La majorité démocrate du Congrès américain a promis hier de mobiliser tous les moyens à sa disposition pour entraver la nouvelle stratégie de George W. Bush en Irak, au lendemain de l’appel du président américain à lui laisser une chance.

George W. Bush a exhorté mardi le Congrès américain à donner une chance à la nouvelle stratégie qu’il a imaginée pour l’Irak, se disant convaincu qu’il était encore possible pour les États-Unis de l’emporter.
Devant une Chambre des représentants et un Sénat désormais aux mains des démocrates, dont bon nombre réclament un retrait des troupes d’Irak, le président américain a assuré qu’il n’y avait pas de meilleur moyen que d’envoyer 21 500 soldats supplémentaires dans le pays pour arriver à la victoire. « Notre pays déploie une nouvelle stratégie en Irak. Et je vous demande de lui donner une chance », a-t-il dit lors du discours annuel sur l’état de l’Union. « À ce jour, à cette heure, il est encore possible de peser sur l’issue de la bataille. En nous efforçant de retrouver toute notre détermination, nous pouvons encore modifier le cours des choses en notre faveur », a estimé George Bush.
George Bush a rejeté les appels des démocrates en faveur d’un retrait d’Irak, estimant que le pays serait la proie d’une bataille sans merci entre extrémistes sunnites et chiites si l’armée américaine se retirait sans avoir sécurisé Bagdad. Le président américain a mis en garde contre la « menace grandissante » que représentent les extrémistes chiites, jugés tout aussi dangereux pour les États-Unis qu’el-Qaëda.

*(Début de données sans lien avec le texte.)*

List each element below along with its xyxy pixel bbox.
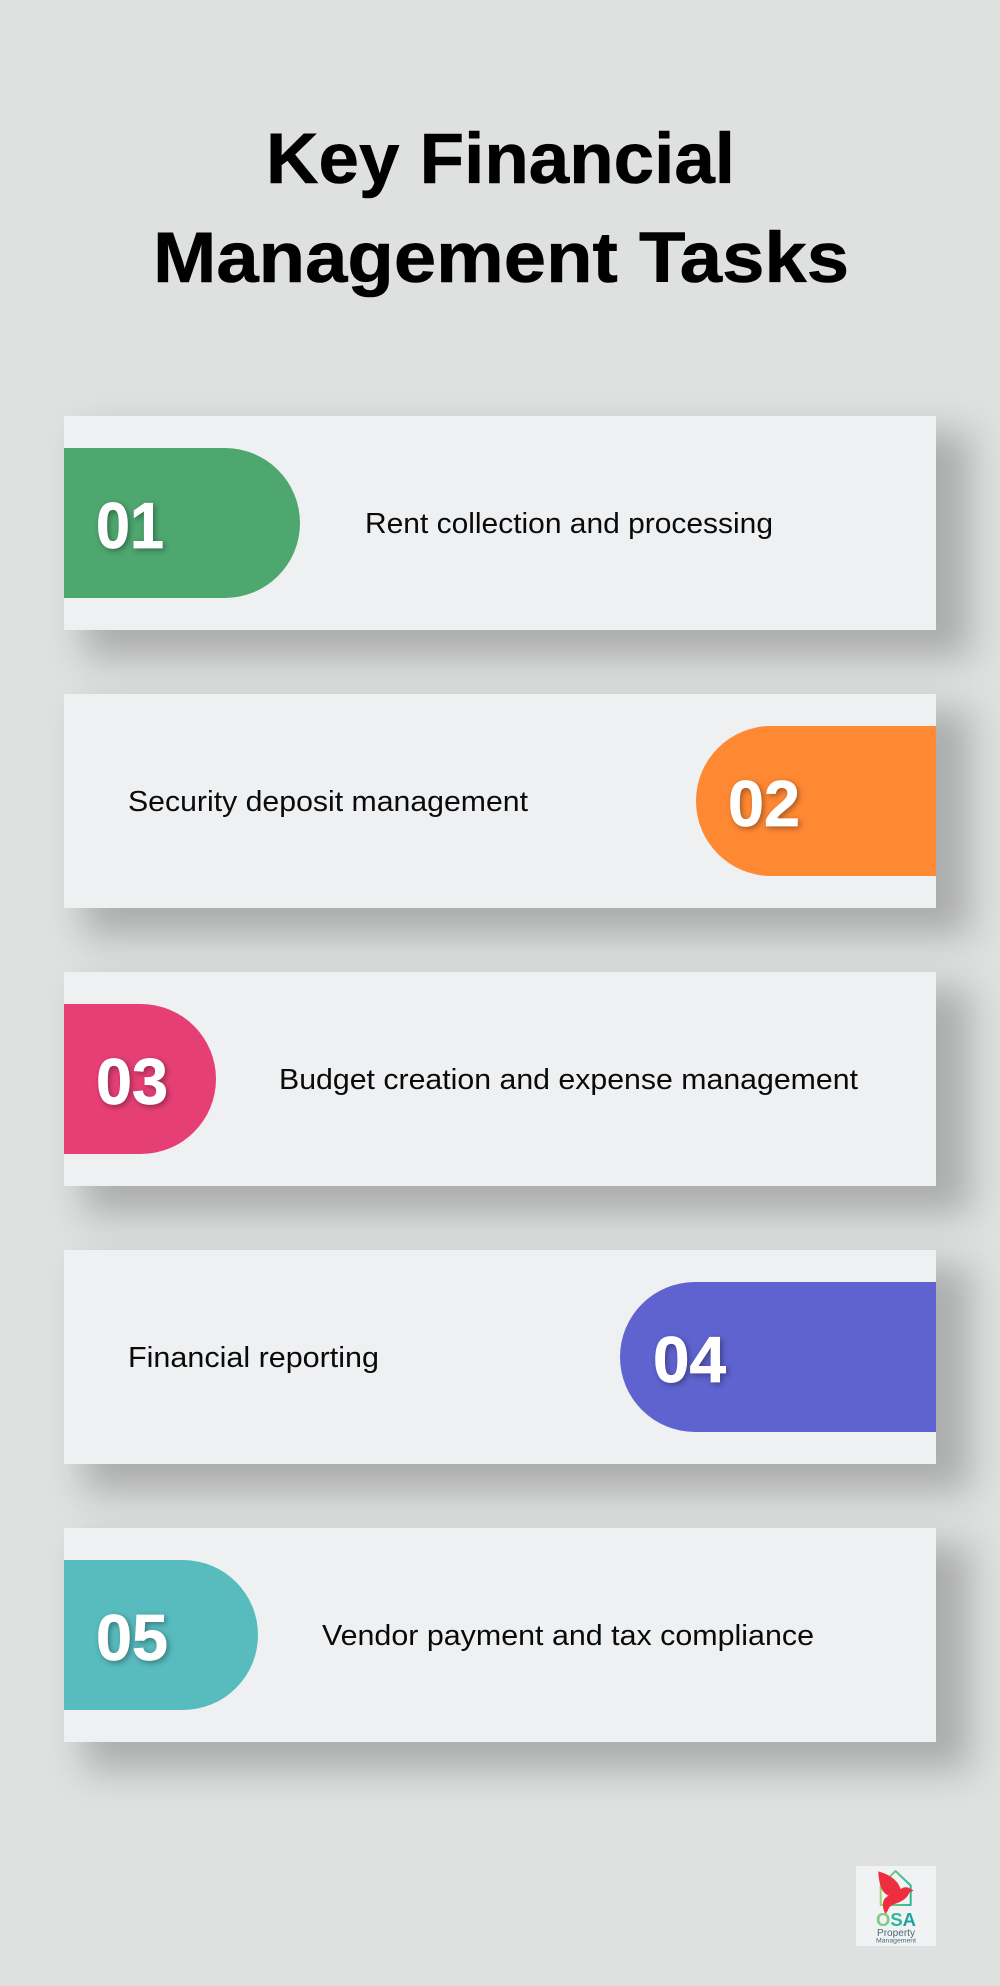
panel: task 03 [64, 972, 970, 1214]
number 02: 02 [728, 767, 800, 840]
logo: OSA Property Management [856, 1866, 936, 1946]
logo wordmark: OSA [876, 1909, 916, 1930]
panel: task 02 [64, 694, 970, 936]
title [153, 120, 849, 298]
icon: house outline [881, 1871, 911, 1905]
number 03: 03 [96, 1045, 168, 1118]
orange number pill [696, 726, 936, 876]
title: Key Financial [266, 120, 735, 199]
task text: Budget creation and expense management [279, 1064, 858, 1096]
logo artwork [876, 1871, 916, 1944]
panel: task 04 [64, 1250, 970, 1492]
logo subtitle second line: Management [876, 1938, 916, 1944]
green number pill [64, 448, 300, 598]
icon: red bird [878, 1871, 914, 1914]
task text: Rent collection and processing [365, 508, 773, 540]
panel: task 01 [64, 416, 970, 658]
task text: Security deposit management [128, 786, 528, 818]
task text: Vendor payment and tax compliance [322, 1620, 814, 1652]
number 01: 01 [96, 489, 164, 562]
pink number pill [64, 1004, 216, 1154]
number 05: 05 [96, 1601, 168, 1674]
teal number pill [64, 1560, 258, 1710]
title: Management Tasks [153, 219, 849, 298]
logo subtitle: Property [877, 1928, 915, 1939]
task text: Financial reporting [128, 1342, 379, 1374]
number 04: 04 [653, 1323, 726, 1396]
purple number pill [620, 1282, 936, 1432]
panel: task 05 [64, 1528, 970, 1770]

Le président américain a également évoqué des questions de politique intérieure, qualifiant le réchauffement climatique de « défi majeur » et s’engageant à réduire de 20 % la consommation d’essence du pays sur les dix prochaines années grâce à l’utilisation de carburants alternatifs.
La réaction des démocrates ne s’est pas fait attendre avec le sénateur de Virginie nouvellement élu Jim Webb, un vétéran du Vietnam, qui a souligné qu’une majorité d’Américains ne soutenait plus la guerre en Irak. « Nous avons besoin d’une nouvelle direction (…), une politique qui retire nos troupes des rues des villes irakiennes et une formule qui, à court terme, nous permettra de rapatrier nos soldats », a-t-il déclaré. Nancy Pelosi et Harry Reid, respectivement présidents (démocrates) de la Chambre des représentants et du Sénat, ont reproché à George Bush de ne pas écouter l’opinion publique.
Le désaveu de la politique présidentielle est intervenu rapidement avec un vote de la commission des Affaires étrangères du Sénat en faveur d’une résolution non contraignante déclarant « contraire à l’intérêt national » des États-Unis le déploiement de 21 500 militaires supplémentaires en Irak. « En adoptant cette résolution, nous adressons un message aux Américains leur disant que nous les avons entendus », a expliqué la démocrate Barbara Boxer, favorable à ce que le Sénat adopte en outre un texte contraignant. Le président de la commission Joseph Biden a promis qu’après ce vote symbolique, il ferait examiner des textes pouvant « permettre de limiter efficacement et constitutionnellement (l’action) du président ».
Côté international, le président iranien Mahmoud Ahmadinejad a déclaré hier, lors d’un entretien téléphonique avec son homologue irakien Jalal Talabani, que le plan des États-Unis pour stabiliser l’Irak était voué à l’échec, a rapporté l’agence officielle IRNA.
Par ailleurs, le ministre français des Affaires étrangères, Philippe Douste-Blazy, a réaffirmé hier le désaccord de Paris avec la stratégie militaire des États-Unis en Irak, défendue mardi par M. Bush. Le président américain pense « qu’il y a une solution militaire au problème irakien. Jusqu’à maintenant c’est un échec, il y a une guerre civile », a déclaré le chef de la diplomatie française.